疲弊する酪農経営 生産コスト上昇、減産で圧迫―相次ぐ離農者・今後に懸念

東京, 12月18日, /AJMEDIA/

 酪農経営が厳しさを増している。ロシアによるウクライナ侵攻を背景に乳牛の餌となる配合飼料などの価格が高騰して生産コストが上昇する一方、生乳の供給過多抑制に向けた減産で経営体力が奪われ、生産者の離農に歯止めがかからない。酪農が盛んな北海道でも生産者団体が来年の減産を決めるなど、今後の酪農経営への影響を懸念する声が出ている。
 農林水産省の畜産統計によると、今年2月1日現在の酪農家戸数は前年比4.3%減の1万3300戸。ここ20年ほどは毎年4%前後減少する傾向にある。このうち生乳生産量の5割超を占める北海道は2.8%減の5560戸だった。
 北海道の関係者は「今年は既に200戸近い生産者が離農したか、離農を決めている状態だ」と声を潜める。
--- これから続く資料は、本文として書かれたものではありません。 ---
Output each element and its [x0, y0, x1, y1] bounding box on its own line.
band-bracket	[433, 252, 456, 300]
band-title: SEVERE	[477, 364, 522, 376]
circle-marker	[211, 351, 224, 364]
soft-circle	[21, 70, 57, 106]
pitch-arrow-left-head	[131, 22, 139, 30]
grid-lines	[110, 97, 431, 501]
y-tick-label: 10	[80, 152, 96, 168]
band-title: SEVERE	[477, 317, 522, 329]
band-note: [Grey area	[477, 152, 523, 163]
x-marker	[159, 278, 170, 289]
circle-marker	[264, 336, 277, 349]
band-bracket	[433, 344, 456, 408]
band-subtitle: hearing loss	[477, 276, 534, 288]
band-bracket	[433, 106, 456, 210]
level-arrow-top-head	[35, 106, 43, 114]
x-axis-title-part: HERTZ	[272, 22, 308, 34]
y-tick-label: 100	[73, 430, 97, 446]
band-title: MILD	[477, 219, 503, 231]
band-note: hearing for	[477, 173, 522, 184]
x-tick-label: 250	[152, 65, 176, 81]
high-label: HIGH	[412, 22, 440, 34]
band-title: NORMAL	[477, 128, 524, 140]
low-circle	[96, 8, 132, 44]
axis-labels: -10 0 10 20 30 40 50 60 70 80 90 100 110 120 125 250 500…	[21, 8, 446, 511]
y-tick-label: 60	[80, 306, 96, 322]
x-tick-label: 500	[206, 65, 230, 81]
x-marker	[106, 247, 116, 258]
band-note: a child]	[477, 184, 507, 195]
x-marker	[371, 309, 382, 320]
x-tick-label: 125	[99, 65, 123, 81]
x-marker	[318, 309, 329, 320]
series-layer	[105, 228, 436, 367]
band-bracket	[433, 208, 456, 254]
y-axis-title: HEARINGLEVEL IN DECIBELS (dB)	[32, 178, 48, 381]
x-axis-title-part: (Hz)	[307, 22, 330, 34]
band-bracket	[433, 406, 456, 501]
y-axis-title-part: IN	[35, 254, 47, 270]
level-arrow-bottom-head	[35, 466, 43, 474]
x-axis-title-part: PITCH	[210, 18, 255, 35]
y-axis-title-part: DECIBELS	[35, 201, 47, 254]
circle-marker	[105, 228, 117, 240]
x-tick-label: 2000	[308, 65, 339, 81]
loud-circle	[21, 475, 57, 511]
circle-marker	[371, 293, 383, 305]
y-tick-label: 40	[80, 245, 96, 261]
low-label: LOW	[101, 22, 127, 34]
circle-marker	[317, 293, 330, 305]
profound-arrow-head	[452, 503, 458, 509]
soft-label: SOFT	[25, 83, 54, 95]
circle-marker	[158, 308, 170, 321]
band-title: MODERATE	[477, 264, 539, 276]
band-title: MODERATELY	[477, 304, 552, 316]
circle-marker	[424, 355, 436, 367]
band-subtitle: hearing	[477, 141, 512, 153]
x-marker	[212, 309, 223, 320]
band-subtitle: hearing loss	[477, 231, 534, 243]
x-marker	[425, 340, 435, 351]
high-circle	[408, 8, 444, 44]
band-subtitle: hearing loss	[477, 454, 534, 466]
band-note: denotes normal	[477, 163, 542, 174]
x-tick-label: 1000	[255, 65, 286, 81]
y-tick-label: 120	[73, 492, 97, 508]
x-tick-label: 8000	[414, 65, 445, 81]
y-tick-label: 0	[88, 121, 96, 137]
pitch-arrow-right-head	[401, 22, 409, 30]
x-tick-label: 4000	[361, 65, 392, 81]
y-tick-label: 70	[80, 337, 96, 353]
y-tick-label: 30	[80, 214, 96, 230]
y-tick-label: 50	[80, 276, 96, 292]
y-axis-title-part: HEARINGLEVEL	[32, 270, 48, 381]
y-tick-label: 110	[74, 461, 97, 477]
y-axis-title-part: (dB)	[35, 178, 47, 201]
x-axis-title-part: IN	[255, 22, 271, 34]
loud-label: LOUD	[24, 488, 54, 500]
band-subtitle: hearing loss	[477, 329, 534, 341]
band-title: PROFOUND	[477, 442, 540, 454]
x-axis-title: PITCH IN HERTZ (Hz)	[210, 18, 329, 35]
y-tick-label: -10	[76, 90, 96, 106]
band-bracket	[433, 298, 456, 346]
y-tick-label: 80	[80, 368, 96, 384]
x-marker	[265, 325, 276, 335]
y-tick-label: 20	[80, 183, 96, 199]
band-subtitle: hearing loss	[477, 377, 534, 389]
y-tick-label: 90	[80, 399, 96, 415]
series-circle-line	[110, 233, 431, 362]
餌代の高騰や生産抑制に加え、バター不足解消による生産増強で設備投資した際の借金が大きな負担となり、経営を圧迫しているという。
 こうした状況を踏まえ、生産者団体と乳業メーカーが交渉。11月から出荷する牛乳・乳製品向けの生乳について、卸売価格を1キロ当たり10円引き上げた。
 一方で、北海道の生産量の8割を占めるバターやチーズなどの加工向けは、年内の合意を目指して交渉が続く。政府はこの間、飼料代の補填(ほてん)や減産支援を決定。来年度の加工原料乳の生産者に対する交付金は、これまで最高の2008年度に次ぐ引き上げ幅とするなど、生産基盤の弱体化防止へ下支えしている。
 これら支援策などにもかかわらず、北海道の酪農経営者からは「来年も減産方針が示されており、経営が持つのか不安だ」と悲観的な見方がある。周囲には「資金繰りの悪化や後継者が見つからないことで、見切りをつける農家がいる」という。
 だが、乳業メーカーの幹部は「国内需要の3割強は輸入が占めているため、チーズなどで国産生乳の需要拡大の可能性は大きい」と指摘。輸出に関しても「東アジア地域で日本ブランドの評価は極めて高い」と期待は小さくない。ただ、離農が進むと生産者が減り、こうした反転攻勢の芽を摘む恐れがある。乳業界にとっては、今後に向けてまさに踏ん張りどころとなる。